- Theatrical release poster
- Directed by: Abdul Majith
- Written by: Abdul Majith
- Produced by: Abdul Majith
- Starring: Sadha Riythvika Thirumurugan
- Production company: Confident Film Café
- Release date: 7 September 2018;
- Running time: 127 minutes
- Country: India
- Language: Tamil

= Torchlight (2018 film) =

Tamil-language drama thriller film directed by Abdul Majith

Torchlight is a 2018 Indian Tamil-language drama thriller film produced, written and directed by Majith. The film stars Sadha, Riythvika and Thirumurugan in the lead roles. The film is produced by the production banner Confident Film Café. The film is loosely based on 1970 Bollywood film Chetna and the plot is based on the true incidents which happened in the 1990s in the Tamil Nadu-Andhra highways. The film was launched in February 2017 and the principal photography of the film commenced on 23 February 2017. The film was theatrical released on 7 September 2018 and received positive reviews. The film was also dubbed in Telugu version as Srimathi 21F.

==Plot ==

The story revolves around a woman who has been forced to serve as a sex worker.

== Production ==
The filmmakers announced the project in February 2017 and revealed that the film would be set on the prostitution and about the lives of women who miserably suffer while working in the streets. The film was set in the backdrop of the early 1980s and 1990s. Actress Sadha was roped in to play the lead role and made her comeback into Kollywood industry after 2015 film Eli.
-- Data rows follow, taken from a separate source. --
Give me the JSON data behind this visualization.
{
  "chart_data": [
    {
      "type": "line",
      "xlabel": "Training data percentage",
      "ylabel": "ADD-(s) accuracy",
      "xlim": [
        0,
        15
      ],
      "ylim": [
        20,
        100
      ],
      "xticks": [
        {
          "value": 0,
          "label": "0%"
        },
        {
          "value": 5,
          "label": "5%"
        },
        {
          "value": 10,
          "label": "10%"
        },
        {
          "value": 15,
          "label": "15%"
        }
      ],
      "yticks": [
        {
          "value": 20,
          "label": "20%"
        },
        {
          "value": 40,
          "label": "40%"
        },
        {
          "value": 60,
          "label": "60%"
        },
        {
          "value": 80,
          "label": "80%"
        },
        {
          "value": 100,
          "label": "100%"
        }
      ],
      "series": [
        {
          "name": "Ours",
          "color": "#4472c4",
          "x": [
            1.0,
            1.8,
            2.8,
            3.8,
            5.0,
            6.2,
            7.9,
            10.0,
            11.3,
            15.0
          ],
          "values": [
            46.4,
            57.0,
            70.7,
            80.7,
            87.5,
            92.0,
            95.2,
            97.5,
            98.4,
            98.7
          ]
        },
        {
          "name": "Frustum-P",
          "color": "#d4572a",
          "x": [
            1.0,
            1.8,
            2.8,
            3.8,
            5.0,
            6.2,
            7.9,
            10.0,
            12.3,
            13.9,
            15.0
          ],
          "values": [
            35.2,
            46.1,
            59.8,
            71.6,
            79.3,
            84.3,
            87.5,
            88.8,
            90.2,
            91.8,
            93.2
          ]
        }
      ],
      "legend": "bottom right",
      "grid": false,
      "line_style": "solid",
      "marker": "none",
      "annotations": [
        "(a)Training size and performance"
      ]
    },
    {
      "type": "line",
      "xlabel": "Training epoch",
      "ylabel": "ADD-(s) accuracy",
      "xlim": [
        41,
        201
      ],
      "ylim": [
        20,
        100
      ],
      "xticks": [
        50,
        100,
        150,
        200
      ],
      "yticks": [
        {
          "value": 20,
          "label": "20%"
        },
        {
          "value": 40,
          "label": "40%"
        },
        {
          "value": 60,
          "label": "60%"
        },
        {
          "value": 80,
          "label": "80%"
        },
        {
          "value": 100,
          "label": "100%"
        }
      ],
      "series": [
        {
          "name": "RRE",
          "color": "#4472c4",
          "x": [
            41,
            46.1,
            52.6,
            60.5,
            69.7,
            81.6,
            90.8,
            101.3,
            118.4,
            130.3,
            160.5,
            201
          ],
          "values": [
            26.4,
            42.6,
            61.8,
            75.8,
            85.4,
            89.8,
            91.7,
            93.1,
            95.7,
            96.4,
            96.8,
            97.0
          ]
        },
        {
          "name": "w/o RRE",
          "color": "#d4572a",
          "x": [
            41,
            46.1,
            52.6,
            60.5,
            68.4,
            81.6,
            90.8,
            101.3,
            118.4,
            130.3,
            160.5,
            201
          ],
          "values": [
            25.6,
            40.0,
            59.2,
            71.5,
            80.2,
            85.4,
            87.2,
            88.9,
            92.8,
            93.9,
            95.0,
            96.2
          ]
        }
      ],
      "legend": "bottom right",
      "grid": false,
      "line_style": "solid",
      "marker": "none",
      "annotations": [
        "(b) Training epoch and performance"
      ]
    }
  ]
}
The first look poster of the film was unveiled by the director on 1 December 2017.

== Release ==
The film's release was delayed due to sanctions imposed by the Indian Censor Board, resulting in approximately 87 cuts and an initial refusal to certify the film on the grounds that it contained 'vulgar content'. The director flew to Mumbai and cleared the censorship issue and the film received an A certificate from the Censor Board of Film Certification and was allowed to release. This is Sadha's First movie as a sex worker. She is nude in some scenes of the movie which the censor board censored it.

===Critical reception===
Maalai Malar positively reviewed the film, rating it 83 out of 100. Samayam Tamil was less positive, rating it 5 out of 5 stars.